BALTIMORE (WJZ)– Both Baltimore and Washington have broken records with temperatures soaring beyond 100 degrees.

Baltimore set a record with 102 degrees at Baltimore-Washington International Thurgood Marshall Airport. The previous record of 101 was set in 2010.

Chris Vaccaro, a spokesman for the National Oceanic and Atmospheric Administration, says Washington hit 105 degrees at Reagan National Airport on Saturday. That broke the previous record of 102 set on this date in 2010.

This was only the fifth time Washington has ever been that hot. The all-time record high is 106 degrees. It was set back in 1930 and in 1918.

This is also the 10th consecutive day temperatures have been 95 degrees or higher in the Washington area.

Monique Griego has the latest on the growing health concerns this heat is creating.

Volunteers were going door-to-door with ice and water but state leaders are also asking people to check on their neighbors. And if you don’t have power, they say you should find a place to cool off.

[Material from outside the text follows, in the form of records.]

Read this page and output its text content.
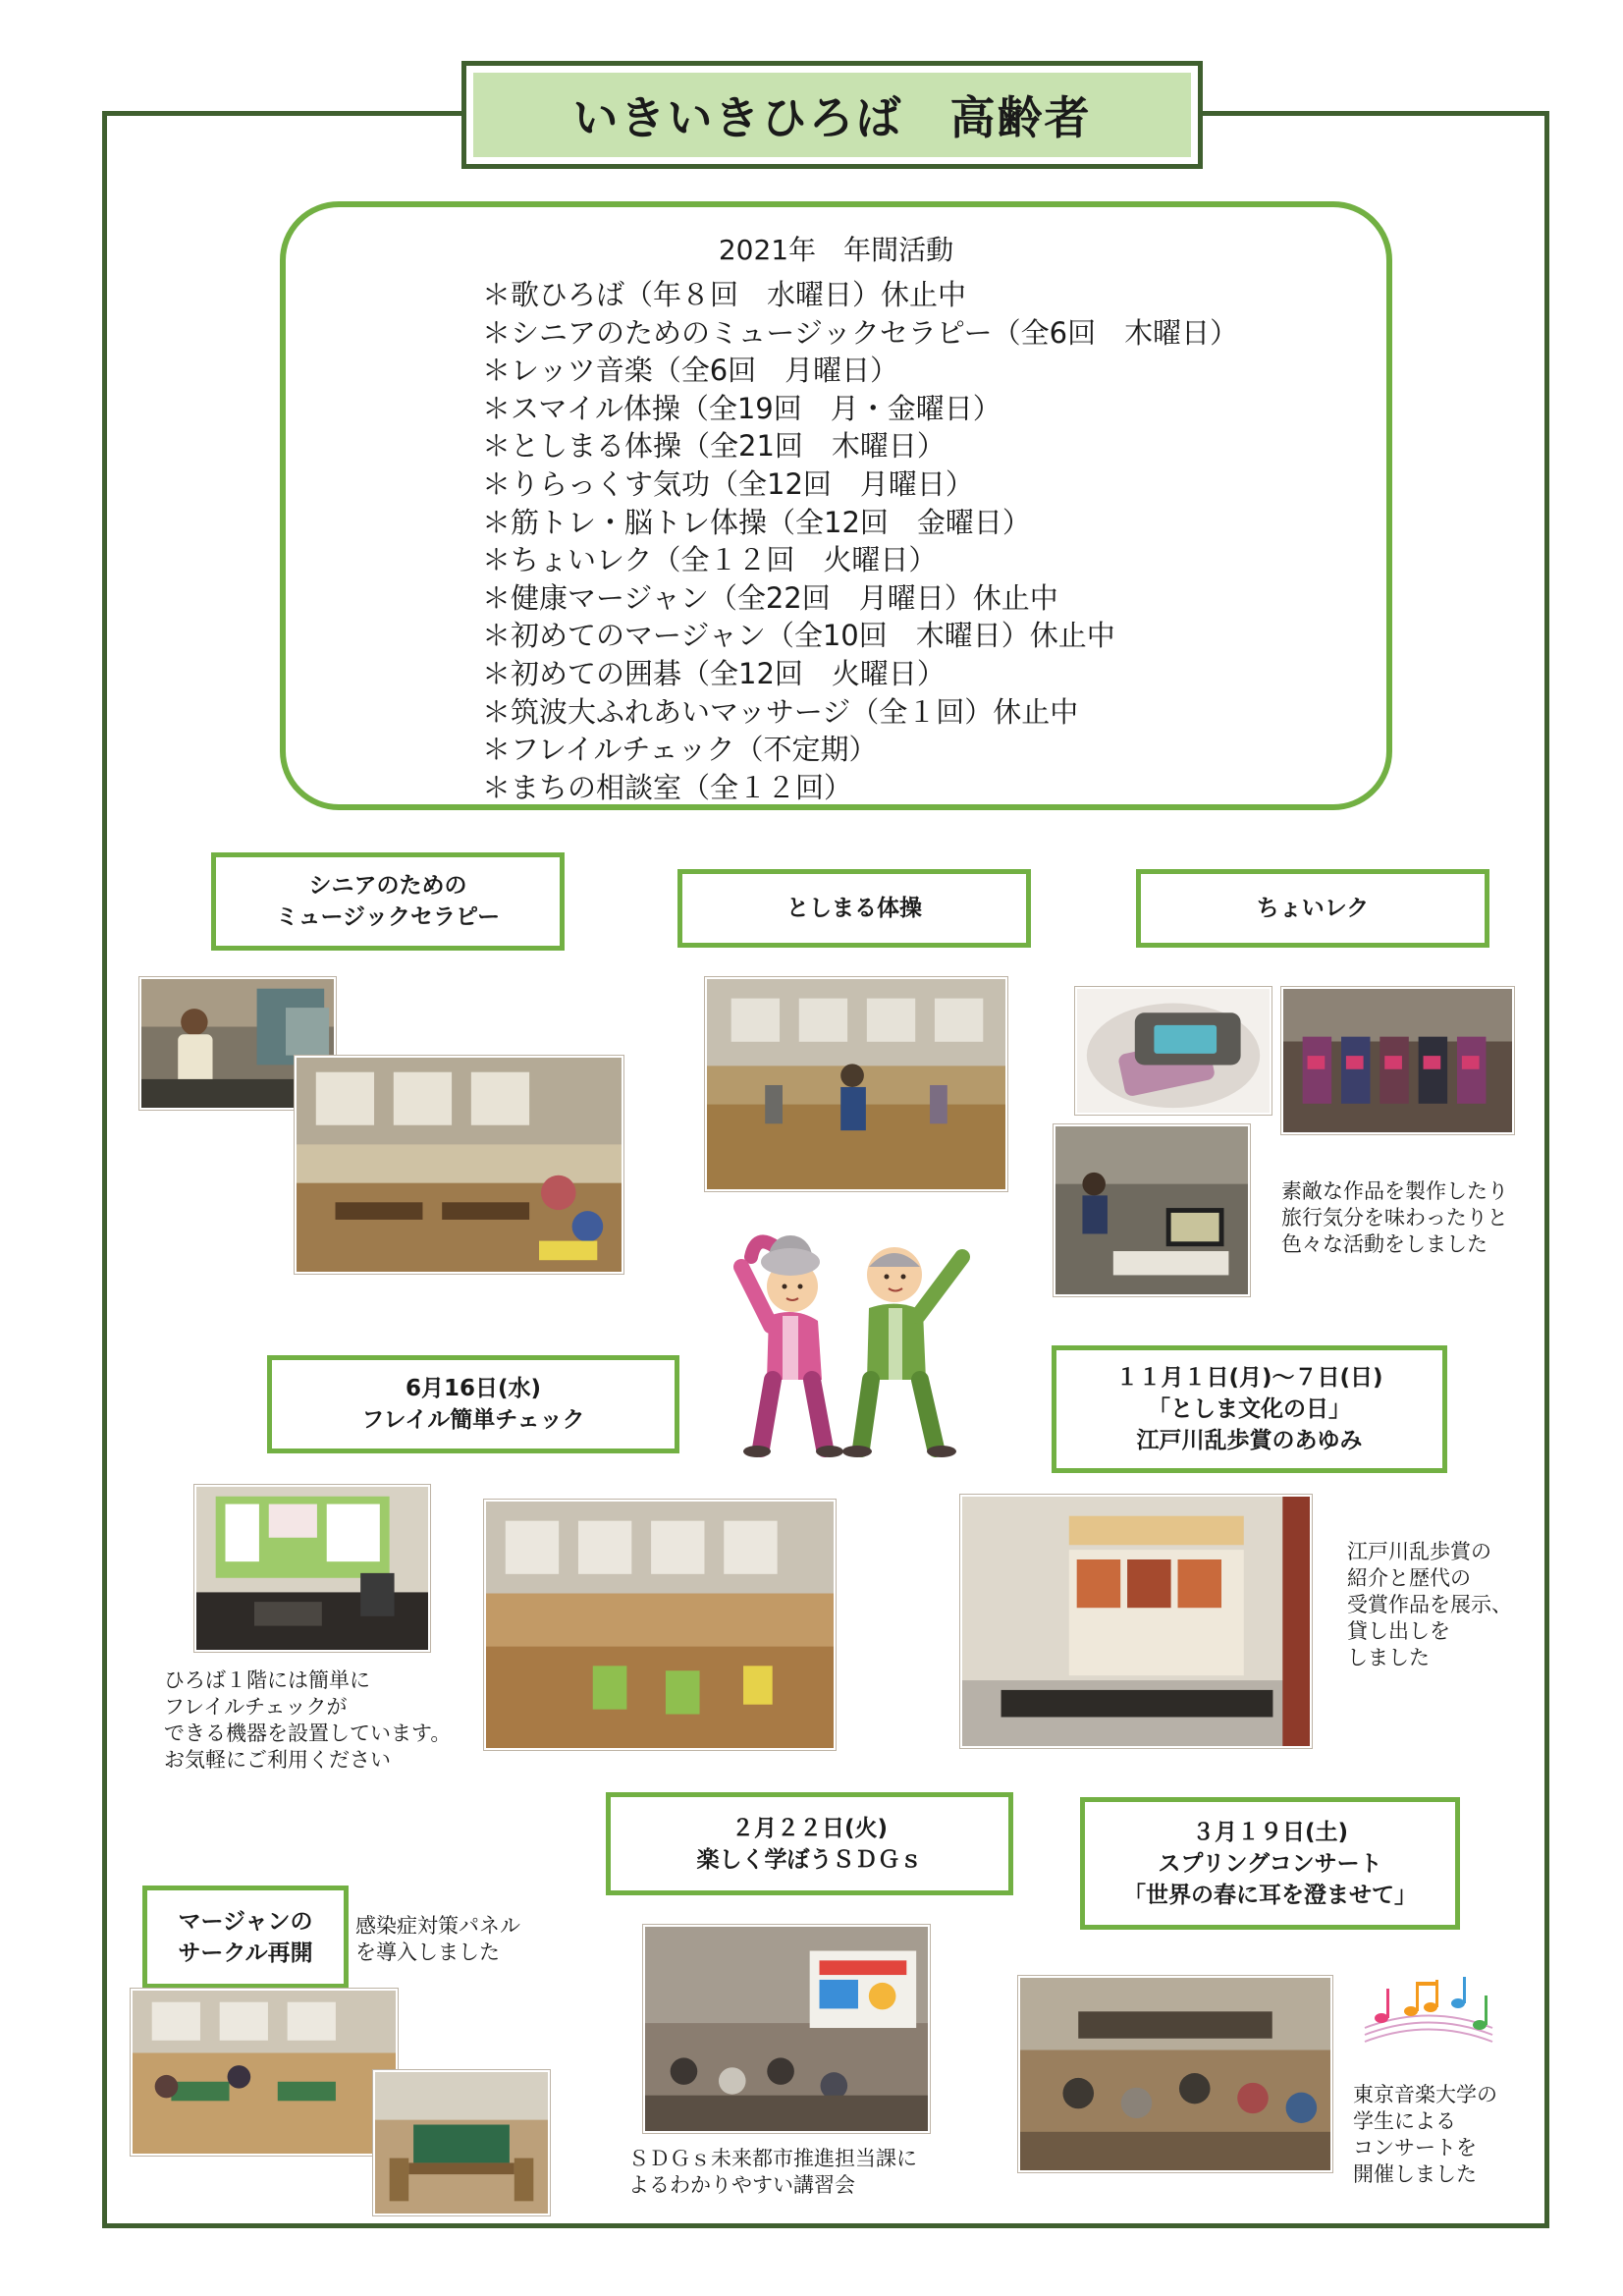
いきいきひろば　高齢者
2021年　年間活動
＊歌ひろば（年８回　水曜日）休止中
＊シニアのためのミュージックセラピー（全6回　木曜日）
＊レッツ音楽（全6回　月曜日）
＊スマイル体操（全19回　月・金曜日）
＊としまる体操（全21回　木曜日）
＊りらっくす気功（全12回　月曜日）
＊筋トレ・脳トレ体操（全12回　金曜日）
＊ちょいレク（全１２回　火曜日）
＊健康マージャン（全22回　月曜日）休止中
＊初めてのマージャン（全10回　木曜日）休止中
＊初めての囲碁（全12回　火曜日）
＊筑波大ふれあいマッサージ（全１回）休止中
＊フレイルチェック（不定期）
＊まちの相談室（全１２回）
シニアのための
ミュージックセラピー	としまる体操	ちょいレク
素敵な作品を製作したり
旅行気分を味わったりと
色々な活動をしました
6月16日(水)
フレイル簡単チェック
１１月１日(月)～７日(日)
「としま文化の日」
江戸川乱歩賞のあゆみ
ひろば１階には簡単に
フレイルチェックが
できる機器を設置しています。
お気軽にご利用ください
江戸川乱歩賞の
紹介と歴代の
受賞作品を展示、
貸し出しを
しました
２月２２日(火)
楽しく学ぼうＳＤＧｓ
３月１９日(土)
スプリングコンサート
「世界の春に耳を澄ませて」
マージャンの
サークル再開
感染症対策パネル
を導入しました
ＳＤＧｓ未来都市推進担当課に
よるわかりやすい講習会
東京音楽大学の
学生による
コンサートを
開催しました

As the heat wave stretched into its 11th straight day, Mother Nature surged temperatures even higher into the triple digits.

“It’s blazing outside.”

“It’s too hot. extremely hot.”

An excessive heat warning was in effect for most of Maryland through 10 p.m. Saturday.

“It’s actually greater now than at the beginning of this heat wave because you have a cumulative effect of the heat on people,” Peter Beilenson of the Howard County Health Department said.

Beilenson says the heat warning should not be taken lightly.

Already nine heat-related deaths are reported in Maryland– five in Baltimore City, two in Montgomery County, one in Wicomico, and Friday, a new death was reported in Baltimore County.

“We’re asking everyone to check in on their neighbors, particularly those who are not as mobile,” Lt. Gov. Anthony Brown said.

The Maryland Defense Force teamed up with the Maryland Emergency Management Agency (MEMA) and Baltimore City to go door-to-door today with hot weather supplies. Volunteers mostly targeted neighborhoods that are still without power.

Baltimore Gas and Electric (BGE) and other utility crews are working around the clock to restore service to around 5,000 homes.

“We’re bringing water. We’re bringing them food and if they need a ride back to a cooling center, we’re doing that too. So we’re just making sure everyone is OK,” Comm. Gen. Brian Kelm of the Maryland Defense Force said.

WJZ found that many residents are doing their best to have found their own way to cool off.

“I’ve just been drinking plenty of water, and snowballs really help,” one resident said.

State leaders are urging residents who don’t have power to reach out to cooling centers until repairs are made. For more information on the cooling centers, click here.

For a closer look at the outages in our area, click here.

Health leaders also say if possible you should avoid being outside from the hours of noon to 5 p.m., which is typically the most dangerous time.